5- Gözün odağının değişmesi motivasyon ve odağın sürmesi üzerinde etkilidir.

Gözler beynin dışsal uzantısıdır. Algıyla doğrudan ilişkili olduğundan odaklanma ile bağlantılıdır.

İki farklı görme biçimi vardır. Biri dar odaklı diğeri panaromik odaklıdır. Örneğin kitap okurken dar odağı araba sürerken panaromik odağı çalıştırırız. Motivasyon ve odaklanma eksikliği yaşandığında odaklar arası geçiş yapmak ve dar odağı 30sn ile 90 sn arasında sürdürmek bu eksikliği gidermeye katkı sağlar.

Ben panaromik yöntemi sınavlarda kullanıyordum ve işime yarıyordu. Sınav kağıdına çok odaklandığımda ve yorulduğumu hissettiğimde kafamı kaldırır bir etrafa bakıp rahatlardım. Diğer yöntem ise çok dikkat kaybı yaşandığında bir objeyi seçip ona belli bir süre odaklanarak bakmak. Bunu bilmiyordum ancak deneyeceğim.

Bunlar motivasyonu ve odaklanmayı artıran ve herkesin çok kolaylıkla uygulayabileceği yöntemler.

6- Telefondan uzak dur.

En iyi productivity app’i telefondan uzak durmaktır. Çalışırken telefon yukarı bakmasın, öbür tarafa çevir. En iyisi uçak moduna almak veya rahatsız etme modunu kullanmak. Gerçekten bir iş üzerinde çalışırken oradan buradan bildirim gelmesi kadar dikkat dağıtıcı bir şey yok.
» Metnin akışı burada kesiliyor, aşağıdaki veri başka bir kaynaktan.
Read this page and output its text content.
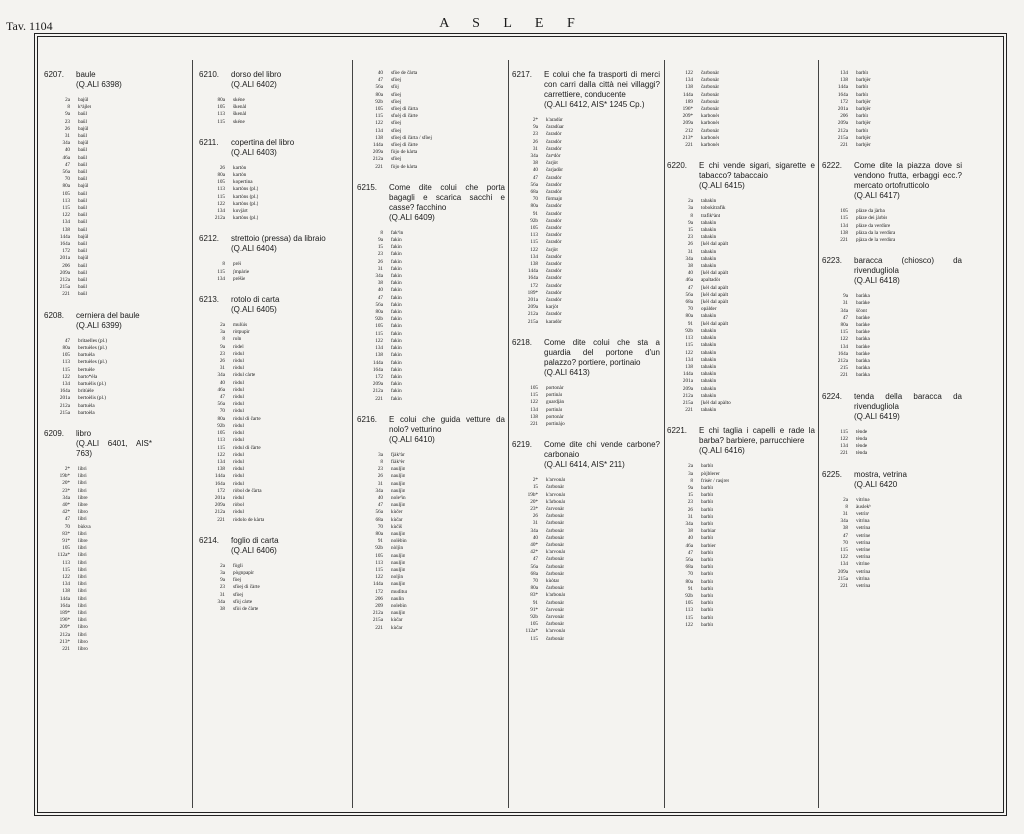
Tav. 1104	A S L E F
6207.	baule
(Q.ALI 6398)
2a	bajül
8	kᵇàjler
9a	baûl
23	baûl
26	bajül
31	baûl
34a	bajül
40	baûl
46a	baûl
47	baûl
56a	baûl
70	baûl
80a	bajül
105	baûl
113	baûl
115	baûl
122	baûl
134	baûl
138	baûl
144a	bajül
164a	baûl
172	baûl
201a	bajül
206	baûl
209a	baûl
212a	baûl
215a	baûl
221	baûl
6208.	cerniera del baule
(Q.ALI 6399)
47	britaelles (pl.)
80a	bertuèles (pl.)
105	bartuèla
113	bertuèles (pl.)
115	bertuèle
122	barto*èla
134	bartuèlis (pl.)
164a	britùèle
201a	bertoèlis (pl.)
212a	bartuèla
215a	bartoèla
6209.	libro
(Q.ALI 6401, AIS* 763)
2*	libri
19b*	libri
20*	libri
23*	libri
34a	libre
40*	libre
42*	libro
47	libri
70	bùkva
83*	libri
91*	libre
105	libri
112a*	libri
113	libri
115	libri
122	libri
134	libri
138	libri
144a	libri
164a	libri
189*	libri
196*	libri
209*	libro
212a	libri
213*	libro
221	libro
6210.	dorso del libro
(Q.ALI 6402)
80a	skéne
105	škenàl
113	škenàl
115	skéne
6211.	copertina del libro
(Q.ALI 6403)
26	kartòn
80a	kartòn
105	kopertina
113	kartòns (pl.)
115	kartòns (pl.)
122	kartòns (pl.)
134	kuvjàrt
212a	kartòns (pl.)
6212.	strettoio (pressa) da libraio
(Q.ALI 6404)
8	préi
115	ʃmpàrie
134	préšie
6213.	rotolo di carta
(Q.ALI 6405)
2a	mulùis
3a	ròtpupìr
8	roln
9a	ròdel
23	ròdul
26	ròdul
31	ròdul
34a	ròdul càrte
40	ròdul
46a	ròdul
47	ròdul
56a	ròdul
70	ròdul
80a	ròdul di čarte
92b	ròdul
105	ròdul
113	ròdul
115	ròdul di čàrte
122	ròdul
134	ròdul
138	ròdul
144a	ròdul
164a	ròdul
172	ròbol de čàrta
201a	ròdul
209a	ròbol
212a	ròdul
221	ròdolo de kàrta
6214.	foglio di carta
(Q.ALI 6406)
2a	fògli
3a	pògnpapìr
9a	fòej
23	sfòej di čàrte
31	sfòej
34a	sfòj càrte
38	sfòi de čàrte
40	sfòe de čàrta
47	sfòej
56a	sfòj
80a	sfòej
92b	sfòej
105	sfòej di čàrta
115	sfuèj di čàrte
122	sfòej
134	sfòej
138	sfòej di čàrta / sfòej
144a	sfòej di čàrte
209a	fòjo de kàrta
212a	sfòej
221	fòjo de kàrta
6215.	Come dite colui che porta bagagli e scarica sacchi e casse? facchino
(Q.ALI 6409)
8	fakᵇìn
9a	fakìn
15	fakìn
23	fakìn
26	fakìn
31	fakìn
34a	fakìn
38	fakìn
40	fakìn
47	fakìn
56a	fakìn
80a	fakìn
92b	fakìn
105	fakìn
115	fakìn
122	fakìn
134	fakìn
138	fakìn
144a	fakìn
164a	fakìn
172	fakìn
209a	fakìn
212a	fakìn
221	fakìn
6216.	E colui che guida vetture da nolo? vetturino
(Q.ALI 6410)
3a	fjàkᵇàr
8	fiàkᵇèr
23	nauljìn
26	nauljìn
31	nauljìn
34a	nauljìn
40	noleᵈìn
47	nauljìn
56a	kùčer
68a	kùčar
70	kùčiš
80a	nauljìn
91	nolèbìn
92b	nòljìn
105	nauljìn
113	nauljìn
115	nauljìn
122	noljìn
144a	nauljìn
172	mudìtur
206	naulìn
209	nolebìn
212a	nauljìn
215a	kùčar
221	kùčar
6217.	E colui che fa trasporti di merci con carri dalla città nei villaggi? carrettiere, conducente
(Q.ALI 6412, AIS* 1245 Cp.)
2*	k'aradùr
9a	čaradùar
23	čaradòr
26	čaradòr
31	čaradòr
34a	čarᵉdòr
38	čarjòt
40	čarjadòr
47	čaradòr
56a	čaradòr
68a	čaradòr
70	fòrmajn
80a	čaradòr
91	čaradòr
92b	čaradòr
105	čaradòr
113	čaradòr
115	čaradòr
122	čarjòt
134	čaradòr
138	čaradòr
144a	čaradòr
164a	čaradòr
172	čaradòr
189*	čaradòr
201a	čaradòr
209a	karjòt
212a	čaradòr
215a	karadòr
6218.	Come dite colui che sta a guardia del portone d'un palazzo? portiere, portinaio
(Q.ALI 6413)
105	portonàr
115	portinàr
122	guardjàn
134	portinàr
138	portonàr
221	portinàjo
6219.	Come dite chi vende carbone? carbonaio
(Q.ALI 6414, AIS* 211)
2*	k'arvonàr
15	čarbonàr
19b*	k'arvonàr
20*	k'àrbonàr
23*	čarvonàr
26	čarbonàr
31	čarbonàr
34a	čarbonàr
40	čarbonàr
40*	čarbonàr
42*	k'arvonàr
47	čarbonàr
56a	čarbonàr
68a	čarbonàr
70	kùòtar
80a	čarbonàr
83*	k'arbonàr
91	čarbonàr
91*	čarvonàr
92b	čarvonàr
105	čarbonàr
112a*	k'arvonàr
115	čarbonàr
122	čarbonàr
134	čarbonàr
138	čarbonàr
144a	čarbonàr
189	čarbonàr
196*	čarbonàr
209*	karbonèr
209a	karbonèr
212	čarbonàr
213*	karbonèr
221	karbonèr
6220.	E chi vende sigari, sigarette e tabacco? tabaccaio
(Q.ALI 6415)
2a	tabakìn
3a	tobokìtrafìk
8	trafìkᵇànt
9a	tabakìn
15	tabakìn
23	tabakìn
26	[kèl dal apàlt
31	tabakìn
34a	tabakìn
38	tabakìn
40	[kèl dal apàlt
46a	apaltadòr
47	[kèl dal apàlt
56a	[kèl dal apàlt
68a	[kèl dal apàlt
70	opàlder
80a	tabakìn
91	[kèl dal apàlt
92b	tabakìn
113	tabakìn
115	tabakìn
122	tabakìn
134	tabakìn
138	tabakìn
144a	tabakìn
201a	tabakìn
209a	tabakìn
212a	tabakìn
215a	[kèl dal apàlto
221	tabakìn
6221.	E chi taglia i capelli e rade la barba? barbiere, parrucchiere
(Q.ALI 6416)
2a	barbìr
3a	pòjblerer
8	frisèr / rasjrer
9a	barbìr
15	barbìr
23	barbìr
26	barbìr
31	barbìr
34a	barbìr
38	barbiar
40	barbìr
46a	barbier
47	barbìr
56a	barbìr
68a	barbìr
70	barbìr
80a	barbìr
91	barbìr
92b	barbìr
105	barbìr
113	barbìr
115	barbìr
122	barbìr
134	barbìr
138	barbjèr
144a	barbìr
164a	barbìr
172	barbjèr
201a	barbjèr
206	barbìr
209a	barbjèr
212a	barbìr
215a	barbjèr
221	barbjèr
6222.	Come dite la piazza dove si vendono frutta, erbaggi ecc.? mercato ortofrutticolo
(Q.ALI 6417)
105	plàze da jàrba
115	plàze dei jàrbis
134	plàze da verdùre
138	plàza da la verdùra
221	pjàza de la verdùra
6223.	baracca (chiosco) da rivendugliola
(Q.ALI 6418)
9a	baràka
31	baràke
34a	ščont
47	baràke
80a	baràke
115	baràke
122	baràka
134	baràke
164a	baràke
212a	baràka
215	baràka
221	baràka
6224.	tenda della baracca da rivendugliola
(Q.ALI 6419)
115	tènde
122	tènda
134	tènde
221	tènda
6225.	mostra, vetrina
(Q.ALI 6420
2a	vitrìnə
8	àuslekᵏ
31	vetrìnᵉ
34a	vitrìna
38	vetrìna
47	vetrìne
70	vetrìna
115	vetrìne
122	vetrìna
134	vitrìne
209a	vetrìna
215a	vitrìna
221	vetrìna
7- Karmaşık sırada gelen ödüllendirmeler motivasyonu sürekli kılar.

Sürekli motivasyonu korumak için dopaminin nasıl çalıştığını anlamak gerek. Ödüllendirmenin ne zaman yapıldığı dopamin salınımıyla alakalıdır. Buna göre bir köşe taşına ulaştığında kendini ödüllendirirsen uzun vadede motivasyon azalır. Çünkü kendini ancak bir işi başarınca ödüllendirmeye şartlandırmış olursun.

Aynı şekilde bir hedefi tamamen yerine getirdiğinde kendini ödüllendirirsen bu da uzun vadede motivasyonu azaltır. Bunun yerine “random intermittent reinforcement” yöntemi tavsiye ediliyor. Bu ne demek?
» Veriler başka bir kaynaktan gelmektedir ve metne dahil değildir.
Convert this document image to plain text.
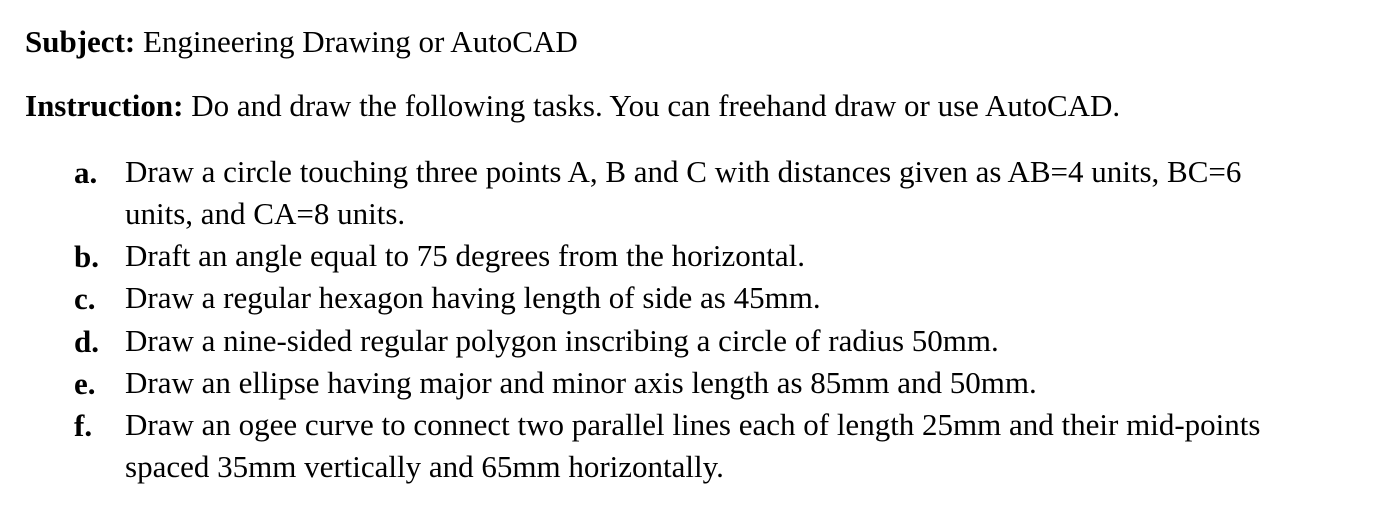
Subject: Engineering Drawing or AutoCAD
Instruction: Do and draw the following tasks. You can freehand draw or use AutoCAD.
a. Draw a circle touching three points A, B and C with distances given as AB=4 units, BC=6
units, and CA=8 units.
b. Draft an angle equal to 75 degrees from the horizontal.
c. Draw a regular hexagon having length of side as 45mm.
d. Draw a nine-sided regular polygon inscribing a circle of radius 50mm.
e. Draw an ellipse having major and minor axis length as 85mm and 50mm.
f. Draw an ogee curve to connect two parallel lines each of length 25mm and their mid-points
spaced 35mm vertically and 65mm horizontally.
Diyelim bir makale yazıyorsun veya proje takip ediyorsun. Kendini hangi aralıklarla ödüllendirmelisin? Tamamen karmaşık sırada olmalı. Örneğin bir gün yazı tura at. Tura gelirse git sevdiğin bir şeyi yap.
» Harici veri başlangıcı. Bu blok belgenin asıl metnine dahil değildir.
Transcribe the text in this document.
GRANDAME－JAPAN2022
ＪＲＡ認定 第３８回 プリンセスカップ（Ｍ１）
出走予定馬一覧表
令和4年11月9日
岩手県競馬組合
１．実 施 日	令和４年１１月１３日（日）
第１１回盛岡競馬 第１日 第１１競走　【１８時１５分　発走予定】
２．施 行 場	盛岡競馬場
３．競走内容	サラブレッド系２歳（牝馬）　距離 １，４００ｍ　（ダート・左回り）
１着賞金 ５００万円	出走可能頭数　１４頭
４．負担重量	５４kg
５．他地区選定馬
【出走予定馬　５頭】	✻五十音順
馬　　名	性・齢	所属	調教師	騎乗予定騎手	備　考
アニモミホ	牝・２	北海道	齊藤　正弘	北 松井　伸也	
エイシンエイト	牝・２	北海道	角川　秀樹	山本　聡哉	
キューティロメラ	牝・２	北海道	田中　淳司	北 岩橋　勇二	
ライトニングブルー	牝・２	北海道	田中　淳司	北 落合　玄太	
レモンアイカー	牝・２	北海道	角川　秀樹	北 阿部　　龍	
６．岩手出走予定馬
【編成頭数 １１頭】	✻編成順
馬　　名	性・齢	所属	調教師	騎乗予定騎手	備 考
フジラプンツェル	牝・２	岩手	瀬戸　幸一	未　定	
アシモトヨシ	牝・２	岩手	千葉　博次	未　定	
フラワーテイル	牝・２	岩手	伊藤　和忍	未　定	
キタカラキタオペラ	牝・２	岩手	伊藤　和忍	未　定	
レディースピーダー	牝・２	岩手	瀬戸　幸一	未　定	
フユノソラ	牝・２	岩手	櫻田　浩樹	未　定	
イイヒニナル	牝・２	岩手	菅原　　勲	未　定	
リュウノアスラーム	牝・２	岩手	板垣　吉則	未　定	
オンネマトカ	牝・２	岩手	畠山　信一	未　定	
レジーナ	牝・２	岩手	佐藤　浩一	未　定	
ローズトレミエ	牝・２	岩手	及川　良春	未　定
Bununla birlikte bir şeyi başardığında ortaya çıkan pozitif duyguları bastırmak kolay değildir ki zaten bastırmaya da gerek yok. Ancak ödüllendirme ve kutlama için yazı tura atıp sadece yazı geldiğinde kutlarsan sürekli motivasyon için daha iyi olur.

Bence de bir hedefe çok odaklanmak hayatın güzelliklerini kaçırmayla sonuçlanmamalı. Bu hataya kimi zaman düştüysem de eğlenceyi ve sevdiğim şeyleri yapmayı hayatımın olağan bir parçası haline getirmeye çalışıyorum. Bunun bilimsel altyapısını da keşfettiğime göre bir yazı tura atayım.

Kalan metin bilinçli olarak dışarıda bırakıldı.